When I got the new computer, I only copied over the bare minimum I needed, so it made me pare back to the essentials. In the Dock, I keep:
- Google Chrome (web browsing)
- Mailplane (email)
- TextMate (writing, both code and prose)
- OmniOutliner (todo list / notes -- I turn all the features off and just have one big outline with everything)
- iTunes
- iCal (synced to Google Calendar)
- Terminal (with option left/right-arrow properly bound!)
Instead of keeping code on my computer, I've now been keeping it on my server using Transmit. I open up an SFTP connection to my server on Transmit and double-click files I want to edit to open them in TextMate. TextMate is set to save files when focus gets lost and then Transmit automatically uploads them to the server. The biggest problem is I can no longer use TextMate tabs. I'm going to file a bug about that.
All my editing is done in MPW 9 and Markdown. For titles I use Whitney.
On my servers, I run Ubuntu with GNU screen. I mainly program in Python. I tend to use lighttpd for my web server. I use PostgreSQL for my database. I do revision management with Git.
I wrote my own weblog software. I keep quotes in Tumblr, photos in Flickr, links in Delicious, and articles to read in Instapaper.

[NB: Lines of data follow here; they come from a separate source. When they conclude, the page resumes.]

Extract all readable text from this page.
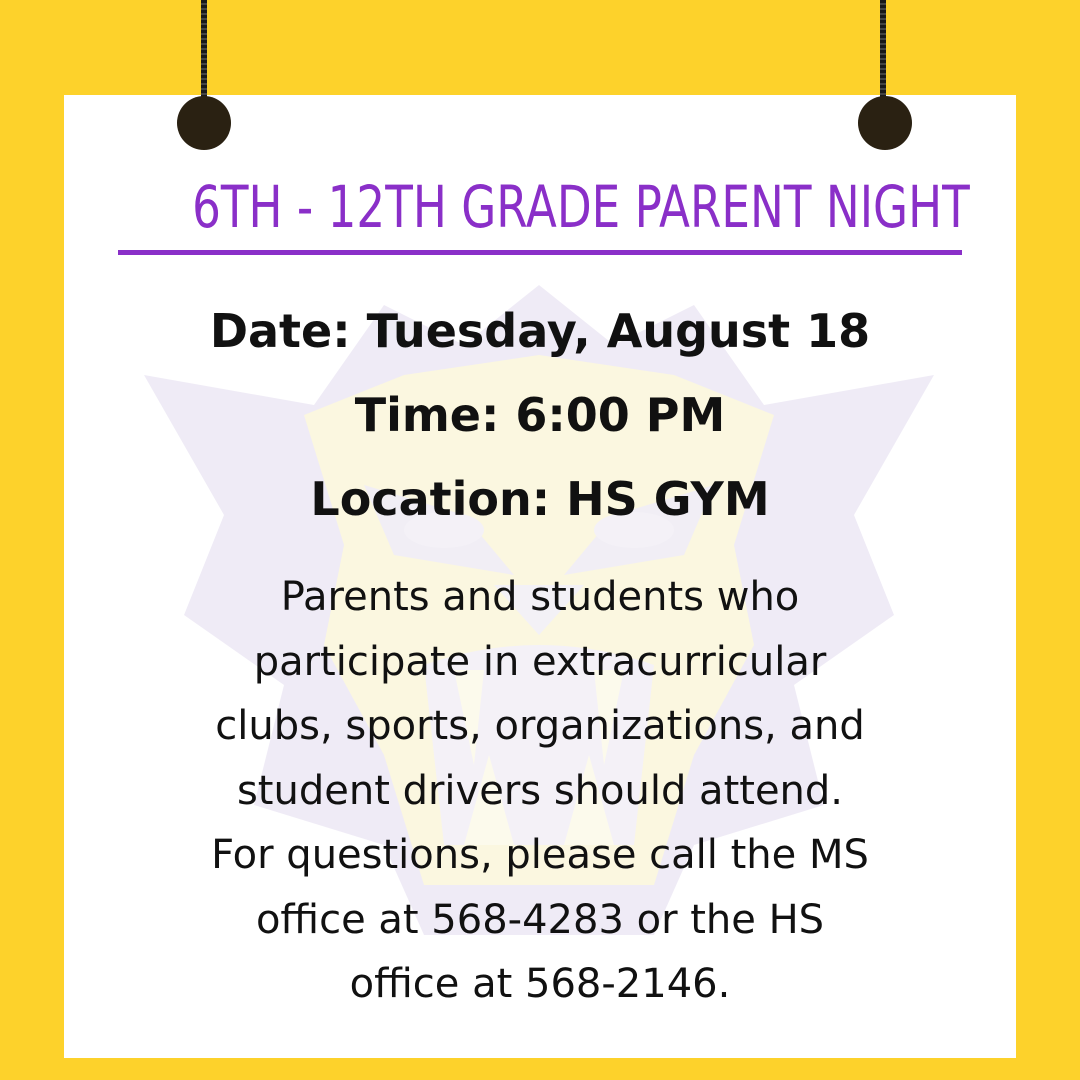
6TH - 12TH GRADE PARENT NIGHT
Date: Tuesday, August 18
Time: 6:00 PM
Location: HS GYM
Parents and students who
participate in extracurricular
clubs, sports, organizations, and
student drivers should attend.
For questions, please call the MS
office at 568-4283 or the HS
office at 568-2146.
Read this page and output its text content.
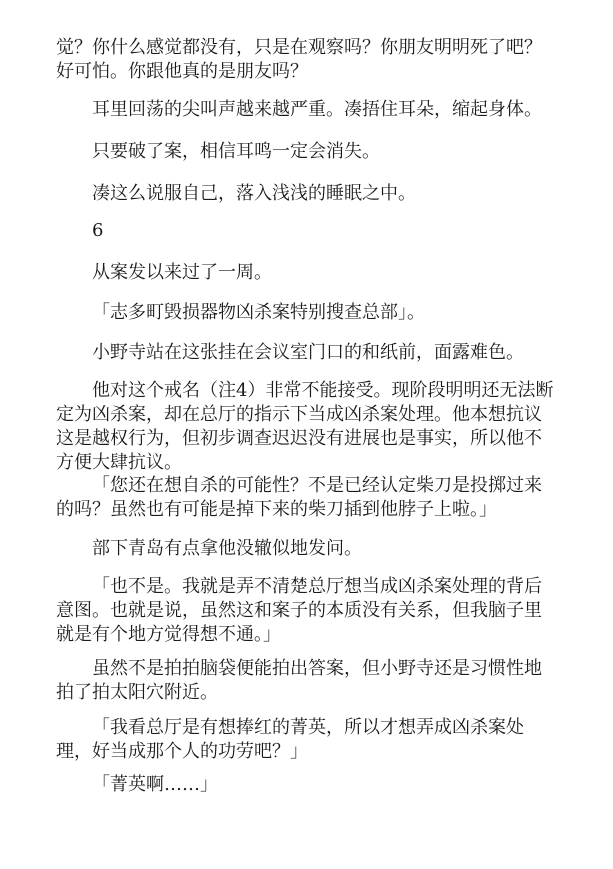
觉？你什么感觉都没有，只是在观察吗？你朋友明明死了吧？好可怕。你跟他真的是朋友吗？

耳里回荡的尖叫声越来越严重。凑捂住耳朵，缩起身体。

只要破了案，相信耳鸣一定会消失。

凑这么说服自己，落入浅浅的睡眠之中。

6

从案发以来过了一周。

「志多町毁损器物凶杀案特别搜查总部」。

小野寺站在这张挂在会议室门口的和纸前，面露难色。

他对这个戒名（注4）非常不能接受。现阶段明明还无法断定为凶杀案，却在总厅的指示下当成凶杀案处理。他本想抗议这是越权行为，但初步调查迟迟没有进展也是事实，所以他不方便大肆抗议。

「您还在想自杀的可能性？不是已经认定柴刀是投掷过来的吗？虽然也有可能是掉下来的柴刀插到他脖子上啦。」

部下青岛有点拿他没辙似地发问。

「也不是。我就是弄不清楚总厅想当成凶杀案处理的背后意图。也就是说，虽然这和案子的本质没有关系，但我脑子里就是有个地方觉得想不通。」

虽然不是拍拍脑袋便能拍出答案，但小野寺还是习惯性地拍了拍太阳穴附近。

「我看总厅是有想捧红的菁英，所以才想弄成凶杀案处理，好当成那个人的功劳吧？」

「菁英啊……」
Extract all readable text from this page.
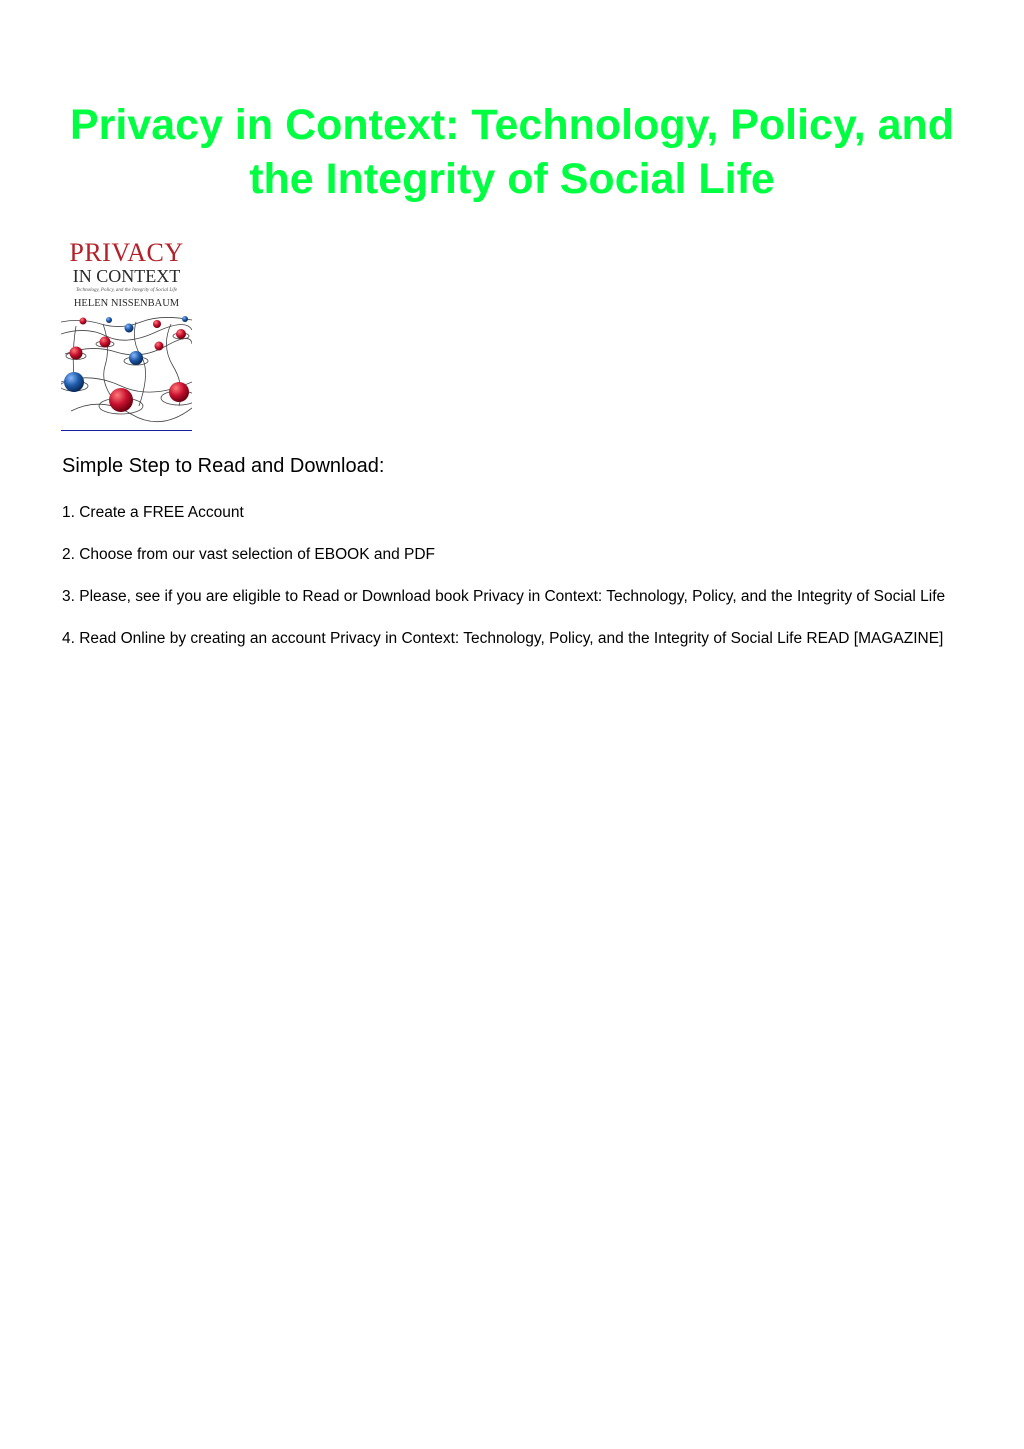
Privacy in Context: Technology, Policy, and the Integrity of Social Life
PRIVACY
IN CONTEXT
Technology, Policy, and the Integrity of Social Life
HELEN NISSENBAUM
Simple Step to Read and Download:
1. Create a FREE Account
2. Choose from our vast selection of EBOOK and PDF
3. Please, see if you are eligible to Read or Download book Privacy in Context: Technology, Policy, and the Integrity of Social Life
4. Read Online by creating an account Privacy in Context: Technology, Policy, and the Integrity of Social Life READ [MAGAZINE]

What would be your dream setup?
I wish that I could lift up the screen on my laptop so that it would be closer to eye-level. I wish I had one of those desks that worked sitting down or standing up. I wish I had a faster Internet connection. I wish all my hard drives were consolidated onto one big drive. I wish I had SoundSticks. I wish my G1 was much, much faster. I wish that Terminal would have built-in support for screen so that different screens would appear as tabs and it would auto-reconnect. I wish that there was decent todo management software that deeply integrated with my email. I wish that everyone had perfectionist levels of attention to detail.